Dear @jennaj,
Thank you very much for your advice. I have now tried running both Salmon and DeSeq2 a few more times, but the issue remains.
Double check that these settings are correct:
- Choice of Input data → TPM values (e.g. from kallisto, sailfish or salmon
- Program used to generate TPMs → Salmon
- Gene mapping format → input the same annotation (GTF or tabular) as input to Salmon.

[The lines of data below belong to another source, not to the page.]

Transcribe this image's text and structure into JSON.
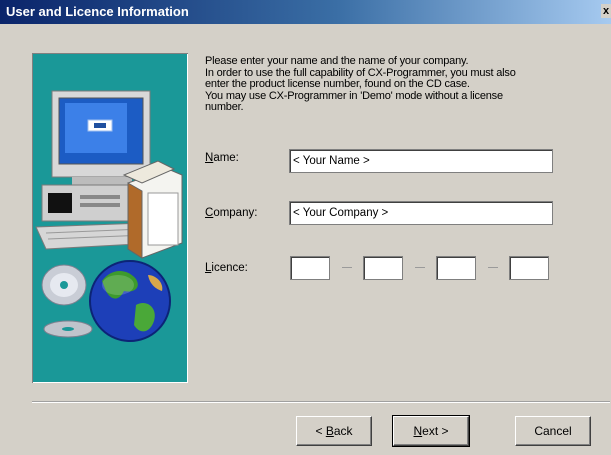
{
  "window": {
    "title": "User and Licence Information",
    "close_glyph": "x"
  },
  "intro": {
    "text": "Please enter your name and the name of your company.\nIn order to use the full capability of CX-Programmer, you must also\nenter the product license number, found on the CD case.\nYou may use CX-Programmer in 'Demo' mode without a license\nnumber."
  },
  "form": {
    "name": {
      "label_mnemonic": "N",
      "label_rest": "ame:",
      "value": "< Your Name >"
    },
    "company": {
      "label_mnemonic": "C",
      "label_rest": "ompany:",
      "value": "< Your Company >"
    },
    "licence": {
      "label_mnemonic": "L",
      "label_rest": "icence:",
      "segments": [
        "",
        "",
        "",
        ""
      ]
    }
  },
  "buttons": {
    "back": {
      "prefix": "< ",
      "mnemonic": "B",
      "rest": "ack"
    },
    "next": {
      "mnemonic": "N",
      "rest": "ext >"
    },
    "cancel": {
      "label": "Cancel"
    }
  },
  "illustration": {
    "icons": [
      "computer-icon",
      "box-icon",
      "cd-icon",
      "globe-icon"
    ]
  }
}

If you don’t have item 3, you’ll need to back up and rerun Salmon with that annotation to produce the proper inputs for DESeq2.
Yes, the first run was wrong. I now corrected 1 and 2. Unfortunately, for 3. I only have tabular data from BioMart. I reran everything several times, but issue remained. I removed the title row from the transcript/gene ID table, the error message changed to the following:
Fatal error: An undefined error occurred, please check your input carefully and contact your administrator.
Warning message:
In Sys.setlocale(“LC_MESSAGES”, “en_US.UTF-8”) :
OS reports request to set locale to “en_US.UTF-8” cannot be honored
reading in files with read.delim (install ‘readr’ package for speed up)
1 2 3 4
Error in $<-.data.frame
(*tmp*
, “TXNAME”, value = character(0)) :
replacement has 0 rows, data has 274080
Calls: get_deseq_dataset → $<- → $<-.data.frame
Please be aware that DESeq2 expects all sample counts to be in individual dataset inputs. This error might come up if a matrix of counts was input. The “8 elements” is not expected – that number of columns does not match the column count of any of the expected inputs:
- quant.genes.sf files has 5 columns and “a single header or not” is specified on the tool form
- transcript to gene has 2 columns and should not contain any header lines (# or others)
- GTF has 9 columns and should not contain any header lines (# lines).
I think my input was individual datasets (nothing was merged, concatenated, etc.). Also, I don’t have any GTF data, but the formats of other datasets seem to be correct and the number of columns seems to match.
As advised, I sent the bug report.
These are the datasets I used for the most recent round of runs (the ones that resulted in altered error message):
Salmon:
Transcripts fasta file: 9 (Fasta normalised reference transcriptome).
Input datasets: paired data, 1-8 (trimmed reads; 1,3,5,7 at Mate pair 1; 2,4,6,8 at Mate pair 2).
File containing a mapping of transcripts to genes: 10 (transcript ID-gene ID table from BioMart. I think I changed it to tab-delimited. I also took off title row).
Outputs were 11-18.
DeSeq2:
Comparison group 1: datasets 12 and 16.
Comparison group 2: datasets 14 and 18.
Gene mapping format - tabular.
Tabular file with Transcript-ID to Gene-ID mapping: dataset 10 (the BioMart table, with transcript and gene ID versions).
If full history is required, I would prefer to share it privately.